What I mostly want to understand is the answer to the following question: "How do I answer the question: Why must a given function f(x) have a smallest or largest value or both in a given closed or open interval?"

The way you discussed the examples in your posts only applies to functions that are continuous and/or differentiable. In general, anything can happen.

For example consider the function f(x) = x when x is rational and f(x) = 0 when x is irrational. f(x) does not have a smallest or largest value in either the closed interval [-1,1] or the open interval (-1,1). But it does have both a smallest and largest value in the closed interval [-π,π] (note, π is an irrational number).

Studying math at university level, it's useful to make your own collection of "pathological" functions like f(x), to check conjectures against. Other examples are functions like $\sin(1/x)$, $(1/x)\sin(1/x)$, etc, which don't necessarily play nice when x is close to 0.

 

[Mr.
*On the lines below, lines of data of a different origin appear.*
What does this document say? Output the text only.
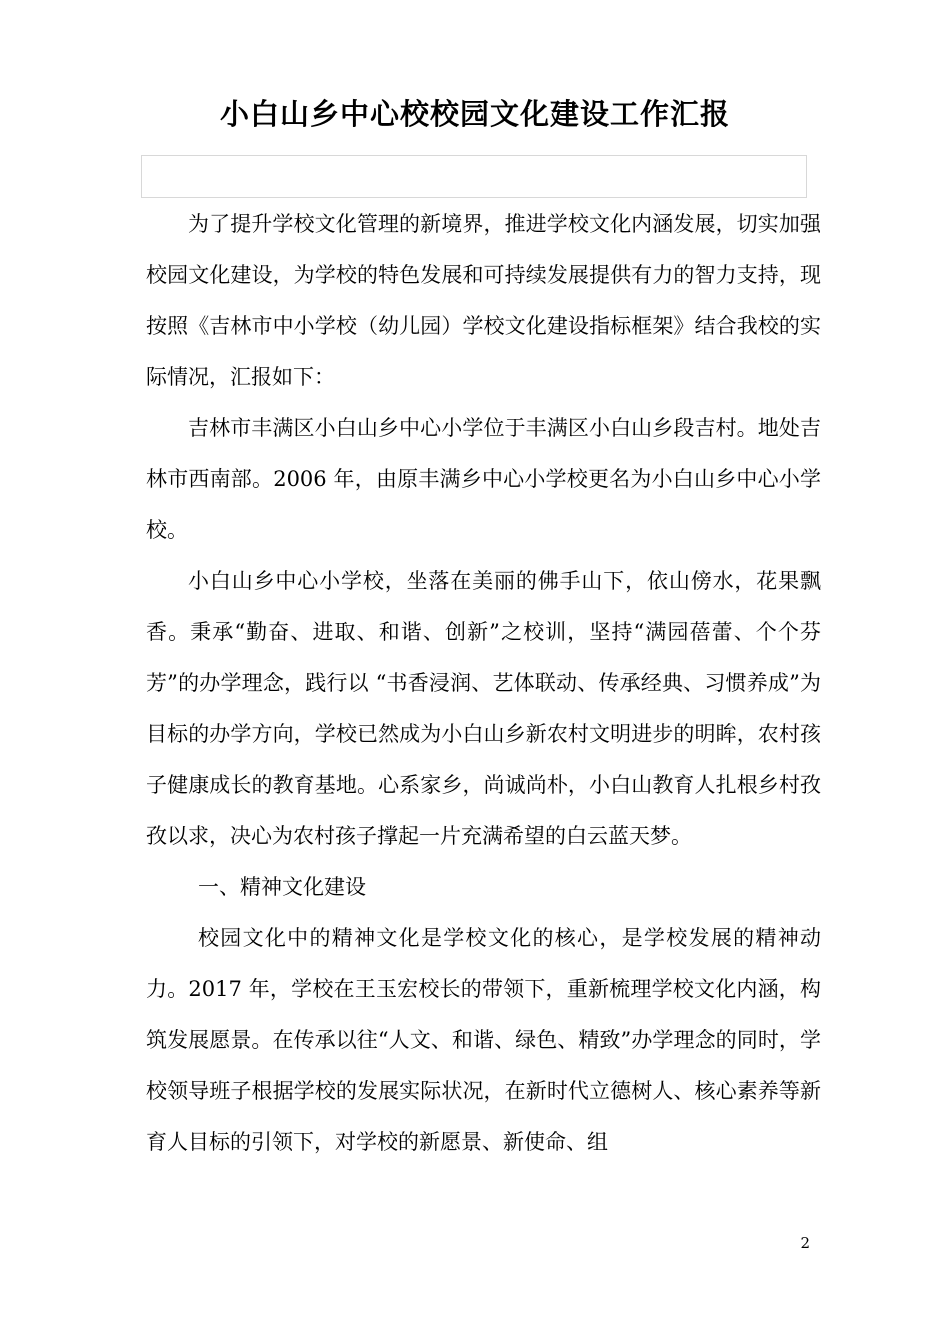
小白山乡中心校校园文化建设工作汇报

为了提升学校文化管理的新境界，推进学校文化内涵发展，切实加强校园文化建设，为学校的特色发展和可持续发展提供有力的智力支持，现按照《吉林市中小学校（幼儿园）学校文化建设指标框架》结合我校的实际情况，汇报如下：

吉林市丰满区小白山乡中心小学位于丰满区小白山乡段吉村。地处吉林市西南部。2006 年，由原丰满乡中心小学校更名为小白山乡中心小学校。

小白山乡中心小学校，坐落在美丽的佛手山下，依山傍水，花果飘香。秉承“勤奋、进取、和谐、创新”之校训，坚持“满园蓓蕾、个个芬芳”的办学理念，践行以 “书香浸润、艺体联动、传承经典、习惯养成”为目标的办学方向，学校已然成为小白山乡新农村文明进步的明眸，农村孩子健康成长的教育基地。心系家乡，尚诚尚朴，小白山教育人扎根乡村孜孜以求，决心为农村孩子撑起一片充满希望的白云蓝天梦。

一、精神文化建设

校园文化中的精神文化是学校文化的核心，是学校发展的精神动力。2017 年，学校在王玉宏校长的带领下，重新梳理学校文化内涵，构筑发展愿景。在传承以往“人文、和谐、绿色、精致”办学理念的同时，学校领导班子根据学校的发展实际状况，在新时代立德树人、核心素养等新育人目标的引领下，对学校的新愿景、新使命、组

2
Fest]

The way you discussed the examples in your posts only applies to functions that are continuous and/or differentiable. In general, anything can happen.

For example consider the function f(x) = x when x is rational and f(x) = 0 when x is irrational. f(x) does not have a smallest or largest value in either the closed interval [-1,1] or the open interval (-1,1). But it does have both a smallest and largest value in the closed interval [-π,π] (note, π is an irrational number).

Studying math at university level, it's useful to make your own collection of "pathological" functions like f(x), to check conjectures against. Other examples are functions like $\sin(1/x)$, $(1/x)\sin(1/x)$, etc, which don't necessarily play nice when x is close to 0.

Thanks for the reply Aleph.

Since I am in uni I need to be able to answer such questions at an upcoming exam. Since it's still early on we're not playing around with irrational numbers yet.

Looking at old exams in this course all have had 1 or 2 questions of the type:
Motivate why function f(x) must take a largest or smallest value in the open interval (a, b) and find this value.

Or

Motivate why function f(x) must take an absolute maximum value in the closed interval [a, b] and find this value.

Or

Motivate why function f(x) must take a smallest and largest value in the closed interval [a, b] and find this value.